The company continues to focus on expanding its high-margin microturbine rental business which the company refers to as “Energy-as-a-Service” or “EaaS”:
That said, building out the rental fleet has already required substantial cash investments and despite strong segment revenue growth, EaaS still accounts for less than 10% of Capstone’s quarterly revenue.
In an effort to lower capex requirements, the company has developed a “re-rent” strategy to add idle microturbines from existing customers to the rental fleet. At the end of October, approximately 35% of the fleet consisted of “re-rented” equipment with the resulting capex relief coming at the expense of lower margins.
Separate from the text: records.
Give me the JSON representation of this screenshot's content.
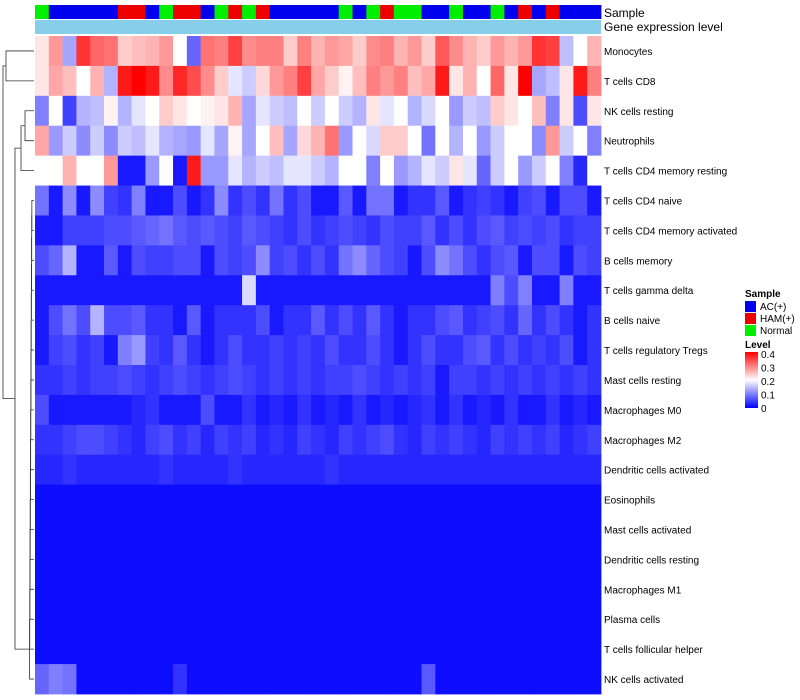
{
  "chart_data": {
    "type": "heatmap",
    "annotation_tracks": [
      "Sample",
      "Gene expression level"
    ],
    "rows": [
      "Monocytes",
      "T cells CD8",
      "NK cells resting",
      "Neutrophils",
      "T cells CD4 memory resting",
      "T cells CD4 naive",
      "T cells CD4 memory activated",
      "B cells memory",
      "T cells gamma delta",
      "B cells naive",
      "T cells regulatory  Tregs",
      "Mast cells resting",
      "Macrophages M0",
      "Macrophages M2",
      "Dendritic cells activated",
      "Eosinophils",
      "Mast cells activated",
      "Dendritic cells resting",
      "Macrophages M1",
      "Plasma cells",
      "T cells follicular helper",
      "NK cells activated"
    ],
    "samples": [
      "N",
      "A",
      "A",
      "A",
      "A",
      "A",
      "H",
      "H",
      "A",
      "N",
      "H",
      "H",
      "A",
      "N",
      "H",
      "N",
      "H",
      "A",
      "A",
      "A",
      "A",
      "A",
      "N",
      "A",
      "N",
      "H",
      "N",
      "N",
      "A",
      "A",
      "N",
      "A",
      "A",
      "N",
      "A",
      "H",
      "A",
      "H",
      "A",
      "A",
      "A"
    ],
    "values": [
      [
        0.22,
        0.28,
        0.13,
        0.36,
        0.32,
        0.31,
        0.24,
        0.25,
        0.26,
        0.28,
        0.2,
        0.08,
        0.31,
        0.3,
        0.35,
        0.29,
        0.3,
        0.3,
        0.24,
        0.3,
        0.26,
        0.28,
        0.27,
        0.24,
        0.29,
        0.3,
        0.26,
        0.28,
        0.24,
        0.33,
        0.29,
        0.26,
        0.24,
        0.28,
        0.26,
        0.28,
        0.36,
        0.35,
        0.15,
        0.2,
        0.26
      ],
      [
        0.22,
        0.27,
        0.25,
        0.2,
        0.26,
        0.14,
        0.38,
        0.4,
        0.38,
        0.29,
        0.37,
        0.34,
        0.29,
        0.24,
        0.18,
        0.16,
        0.23,
        0.28,
        0.3,
        0.35,
        0.27,
        0.24,
        0.21,
        0.25,
        0.3,
        0.28,
        0.3,
        0.25,
        0.27,
        0.38,
        0.22,
        0.26,
        0.2,
        0.32,
        0.22,
        0.4,
        0.13,
        0.15,
        0.22,
        0.38,
        0.3
      ],
      [
        0.1,
        0.2,
        0.05,
        0.14,
        0.15,
        0.21,
        0.14,
        0.18,
        0.2,
        0.24,
        0.22,
        0.2,
        0.21,
        0.22,
        0.26,
        0.13,
        0.18,
        0.16,
        0.15,
        0.2,
        0.16,
        0.2,
        0.16,
        0.14,
        0.22,
        0.18,
        0.2,
        0.14,
        0.17,
        0.2,
        0.12,
        0.16,
        0.15,
        0.24,
        0.22,
        0.2,
        0.25,
        0.1,
        0.22,
        0.06,
        0.22
      ],
      [
        0.27,
        0.12,
        0.16,
        0.11,
        0.16,
        0.11,
        0.16,
        0.15,
        0.18,
        0.14,
        0.13,
        0.12,
        0.18,
        0.13,
        0.21,
        0.13,
        0.2,
        0.25,
        0.13,
        0.23,
        0.26,
        0.31,
        0.12,
        0.2,
        0.17,
        0.24,
        0.24,
        0.2,
        0.09,
        0.2,
        0.14,
        0.2,
        0.12,
        0.16,
        0.2,
        0.2,
        0.11,
        0.28,
        0.16,
        0.2,
        0.1
      ],
      [
        0.2,
        0.2,
        0.26,
        0.2,
        0.2,
        0.28,
        0.02,
        0.02,
        0.12,
        0.2,
        0.02,
        0.38,
        0.12,
        0.12,
        0.18,
        0.14,
        0.16,
        0.15,
        0.18,
        0.18,
        0.16,
        0.14,
        0.2,
        0.2,
        0.1,
        0.2,
        0.12,
        0.14,
        0.18,
        0.16,
        0.22,
        0.18,
        0.08,
        0.16,
        0.2,
        0.12,
        0.16,
        0.2,
        0.1,
        0.03,
        0.2
      ],
      [
        0.09,
        0.02,
        0.11,
        0.02,
        0.11,
        0.05,
        0.04,
        0.1,
        0.02,
        0.02,
        0.06,
        0.02,
        0.04,
        0.11,
        0.04,
        0.06,
        0.04,
        0.09,
        0.04,
        0.06,
        0.02,
        0.02,
        0.07,
        0.02,
        0.09,
        0.09,
        0.02,
        0.04,
        0.04,
        0.07,
        0.02,
        0.04,
        0.05,
        0.04,
        0.02,
        0.05,
        0.06,
        0.02,
        0.06,
        0.06,
        0.02
      ],
      [
        0.02,
        0.02,
        0.05,
        0.05,
        0.05,
        0.06,
        0.06,
        0.07,
        0.08,
        0.09,
        0.07,
        0.06,
        0.07,
        0.06,
        0.05,
        0.07,
        0.06,
        0.05,
        0.04,
        0.06,
        0.04,
        0.05,
        0.06,
        0.05,
        0.04,
        0.06,
        0.05,
        0.05,
        0.07,
        0.04,
        0.06,
        0.04,
        0.06,
        0.07,
        0.05,
        0.06,
        0.05,
        0.06,
        0.04,
        0.05,
        0.05
      ],
      [
        0.06,
        0.08,
        0.14,
        0.02,
        0.02,
        0.07,
        0.02,
        0.06,
        0.05,
        0.05,
        0.06,
        0.06,
        0.02,
        0.06,
        0.05,
        0.06,
        0.11,
        0.05,
        0.06,
        0.04,
        0.06,
        0.04,
        0.09,
        0.11,
        0.08,
        0.06,
        0.05,
        0.02,
        0.06,
        0.11,
        0.09,
        0.06,
        0.04,
        0.06,
        0.07,
        0.02,
        0.06,
        0.06,
        0.02,
        0.06,
        0.05
      ],
      [
        0.02,
        0.02,
        0.02,
        0.02,
        0.02,
        0.02,
        0.02,
        0.02,
        0.02,
        0.02,
        0.02,
        0.02,
        0.02,
        0.02,
        0.02,
        0.17,
        0.02,
        0.02,
        0.02,
        0.02,
        0.02,
        0.02,
        0.02,
        0.02,
        0.02,
        0.02,
        0.02,
        0.02,
        0.02,
        0.02,
        0.02,
        0.02,
        0.02,
        0.1,
        0.06,
        0.1,
        0.02,
        0.02,
        0.1,
        0.02,
        0.02
      ],
      [
        0.02,
        0.06,
        0.09,
        0.06,
        0.14,
        0.06,
        0.06,
        0.07,
        0.04,
        0.04,
        0.02,
        0.07,
        0.02,
        0.04,
        0.04,
        0.04,
        0.06,
        0.02,
        0.04,
        0.04,
        0.07,
        0.04,
        0.06,
        0.04,
        0.07,
        0.04,
        0.02,
        0.04,
        0.04,
        0.06,
        0.07,
        0.04,
        0.05,
        0.06,
        0.04,
        0.08,
        0.04,
        0.06,
        0.04,
        0.02,
        0.04
      ],
      [
        0.02,
        0.05,
        0.06,
        0.04,
        0.05,
        0.02,
        0.1,
        0.12,
        0.05,
        0.04,
        0.07,
        0.04,
        0.02,
        0.04,
        0.06,
        0.04,
        0.04,
        0.05,
        0.04,
        0.05,
        0.04,
        0.06,
        0.04,
        0.04,
        0.06,
        0.04,
        0.02,
        0.04,
        0.06,
        0.04,
        0.04,
        0.06,
        0.07,
        0.04,
        0.06,
        0.04,
        0.05,
        0.04,
        0.06,
        0.02,
        0.04
      ],
      [
        0.04,
        0.04,
        0.05,
        0.04,
        0.05,
        0.05,
        0.06,
        0.05,
        0.04,
        0.05,
        0.06,
        0.05,
        0.04,
        0.05,
        0.06,
        0.05,
        0.04,
        0.05,
        0.04,
        0.05,
        0.04,
        0.05,
        0.05,
        0.06,
        0.05,
        0.04,
        0.05,
        0.04,
        0.05,
        0.02,
        0.05,
        0.05,
        0.04,
        0.05,
        0.04,
        0.05,
        0.04,
        0.05,
        0.04,
        0.05,
        0.04
      ],
      [
        0.06,
        0.02,
        0.02,
        0.02,
        0.02,
        0.02,
        0.02,
        0.03,
        0.04,
        0.02,
        0.02,
        0.02,
        0.06,
        0.02,
        0.02,
        0.04,
        0.02,
        0.03,
        0.02,
        0.04,
        0.02,
        0.03,
        0.02,
        0.04,
        0.02,
        0.03,
        0.02,
        0.03,
        0.04,
        0.02,
        0.04,
        0.02,
        0.03,
        0.02,
        0.04,
        0.02,
        0.02,
        0.04,
        0.02,
        0.03,
        0.02
      ],
      [
        0.04,
        0.04,
        0.05,
        0.06,
        0.06,
        0.05,
        0.04,
        0.03,
        0.05,
        0.06,
        0.04,
        0.05,
        0.03,
        0.05,
        0.04,
        0.05,
        0.03,
        0.04,
        0.03,
        0.05,
        0.04,
        0.03,
        0.05,
        0.04,
        0.05,
        0.06,
        0.04,
        0.03,
        0.05,
        0.04,
        0.05,
        0.04,
        0.03,
        0.05,
        0.04,
        0.05,
        0.04,
        0.05,
        0.03,
        0.04,
        0.05
      ],
      [
        0.03,
        0.03,
        0.04,
        0.03,
        0.03,
        0.03,
        0.03,
        0.03,
        0.03,
        0.04,
        0.03,
        0.03,
        0.03,
        0.03,
        0.04,
        0.03,
        0.03,
        0.03,
        0.03,
        0.03,
        0.03,
        0.04,
        0.03,
        0.03,
        0.03,
        0.03,
        0.03,
        0.03,
        0.03,
        0.03,
        0.03,
        0.03,
        0.03,
        0.03,
        0.03,
        0.03,
        0.03,
        0.03,
        0.03,
        0.03,
        0.03
      ],
      [
        0.01,
        0.01,
        0.01,
        0.01,
        0.01,
        0.01,
        0.01,
        0.01,
        0.01,
        0.01,
        0.01,
        0.01,
        0.01,
        0.01,
        0.01,
        0.01,
        0.01,
        0.01,
        0.01,
        0.01,
        0.01,
        0.01,
        0.01,
        0.01,
        0.01,
        0.01,
        0.01,
        0.01,
        0.01,
        0.01,
        0.01,
        0.01,
        0.01,
        0.01,
        0.01,
        0.01,
        0.01,
        0.01,
        0.01,
        0.01,
        0.01
      ],
      [
        0.01,
        0.01,
        0.01,
        0.01,
        0.01,
        0.01,
        0.01,
        0.01,
        0.01,
        0.01,
        0.01,
        0.01,
        0.01,
        0.01,
        0.01,
        0.01,
        0.01,
        0.01,
        0.01,
        0.01,
        0.01,
        0.01,
        0.01,
        0.01,
        0.01,
        0.01,
        0.01,
        0.01,
        0.01,
        0.01,
        0.01,
        0.01,
        0.01,
        0.01,
        0.01,
        0.01,
        0.01,
        0.01,
        0.01,
        0.01,
        0.01
      ],
      [
        0.01,
        0.01,
        0.01,
        0.01,
        0.01,
        0.01,
        0.01,
        0.01,
        0.01,
        0.01,
        0.01,
        0.01,
        0.01,
        0.01,
        0.01,
        0.01,
        0.01,
        0.01,
        0.01,
        0.01,
        0.01,
        0.01,
        0.01,
        0.01,
        0.01,
        0.01,
        0.01,
        0.01,
        0.01,
        0.01,
        0.01,
        0.01,
        0.01,
        0.01,
        0.01,
        0.01,
        0.01,
        0.01,
        0.01,
        0.01,
        0.01
      ],
      [
        0.01,
        0.01,
        0.01,
        0.01,
        0.01,
        0.01,
        0.01,
        0.01,
        0.01,
        0.01,
        0.01,
        0.01,
        0.01,
        0.01,
        0.01,
        0.01,
        0.01,
        0.01,
        0.01,
        0.01,
        0.01,
        0.01,
        0.01,
        0.01,
        0.01,
        0.01,
        0.01,
        0.01,
        0.01,
        0.01,
        0.01,
        0.01,
        0.01,
        0.01,
        0.01,
        0.01,
        0.01,
        0.01,
        0.01,
        0.01,
        0.01
      ],
      [
        0.01,
        0.01,
        0.01,
        0.01,
        0.01,
        0.01,
        0.01,
        0.01,
        0.01,
        0.01,
        0.01,
        0.01,
        0.01,
        0.01,
        0.01,
        0.01,
        0.01,
        0.01,
        0.01,
        0.01,
        0.01,
        0.01,
        0.01,
        0.01,
        0.01,
        0.01,
        0.01,
        0.01,
        0.01,
        0.01,
        0.01,
        0.01,
        0.01,
        0.01,
        0.01,
        0.01,
        0.01,
        0.01,
        0.01,
        0.01,
        0.01
      ],
      [
        0.01,
        0.01,
        0.01,
        0.01,
        0.01,
        0.01,
        0.01,
        0.01,
        0.01,
        0.01,
        0.01,
        0.01,
        0.01,
        0.01,
        0.01,
        0.01,
        0.01,
        0.01,
        0.01,
        0.01,
        0.01,
        0.01,
        0.01,
        0.01,
        0.01,
        0.01,
        0.01,
        0.01,
        0.01,
        0.01,
        0.01,
        0.01,
        0.01,
        0.01,
        0.01,
        0.01,
        0.01,
        0.01,
        0.01,
        0.01,
        0.01
      ],
      [
        0.08,
        0.1,
        0.09,
        0.01,
        0.01,
        0.01,
        0.01,
        0.01,
        0.01,
        0.01,
        0.04,
        0.01,
        0.01,
        0.01,
        0.01,
        0.01,
        0.01,
        0.01,
        0.01,
        0.01,
        0.01,
        0.01,
        0.01,
        0.01,
        0.01,
        0.01,
        0.01,
        0.01,
        0.07,
        0.01,
        0.01,
        0.01,
        0.01,
        0.01,
        0.01,
        0.01,
        0.01,
        0.01,
        0.01,
        0.01,
        0.01
      ]
    ],
    "legend": {
      "sample_title": "Sample",
      "sample_categories": [
        {
          "key": "A",
          "label": "AC(+)",
          "color": "#0000ee"
        },
        {
          "key": "H",
          "label": "HAM(+)",
          "color": "#ee0000"
        },
        {
          "key": "N",
          "label": "Normal",
          "color": "#00ee00"
        }
      ],
      "level_title": "Level",
      "level_ticks": [
        "0.4",
        "0.3",
        "0.2",
        "0.1",
        "0"
      ],
      "range": [
        0,
        0.4
      ],
      "colors": {
        "low": "#0000ff",
        "mid": "#ffffff",
        "high": "#ff0000"
      }
    },
    "expression_track_color": "#87ceeb",
    "dendrogram": "row hierarchical clustering tree"
  }
}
On the conference call, management stated a 60% gross margin target for the EaaS segment which is actually down from the 72% recorded in Q2 as more re-rentals are expected to enter the fleet going forward.
More importantly, the company expects to become EBITDA positive and generate positive cash flow from operations once the 50MW target will be achieved.
But given management’s long history of over-promising and under-delivering, investors should take these projections with the usual grain of salt.
Bottom Line
Investors are still waiting for Capstone Green Energy to get a handle on its debt issues and future capital requirements for scaling its high-margin Energy-as-a-Service offering.
While Goldman Sachs has not yet declared an event of default under the company’s senior secured notes, refinancing the debt at reasonable terms might prove be a herculean task in the current interest environment.
On the flip side, with market participants chasing speculative stocks again and management projecting positive Adjusted EBITDA and cash flow from operations in FY2024, a successful refinancing would likely cause a major rally in Capstone’s beaten-down common shares.
While I would advise investors to remain on the sidelines until the fate of the company becomes more clear, I am upgrading shares to “Hold” from “Strong Sell“.
Editor’s Note: This article covers one or more microcap stocks. Please be aware of the risks associated with these stocks.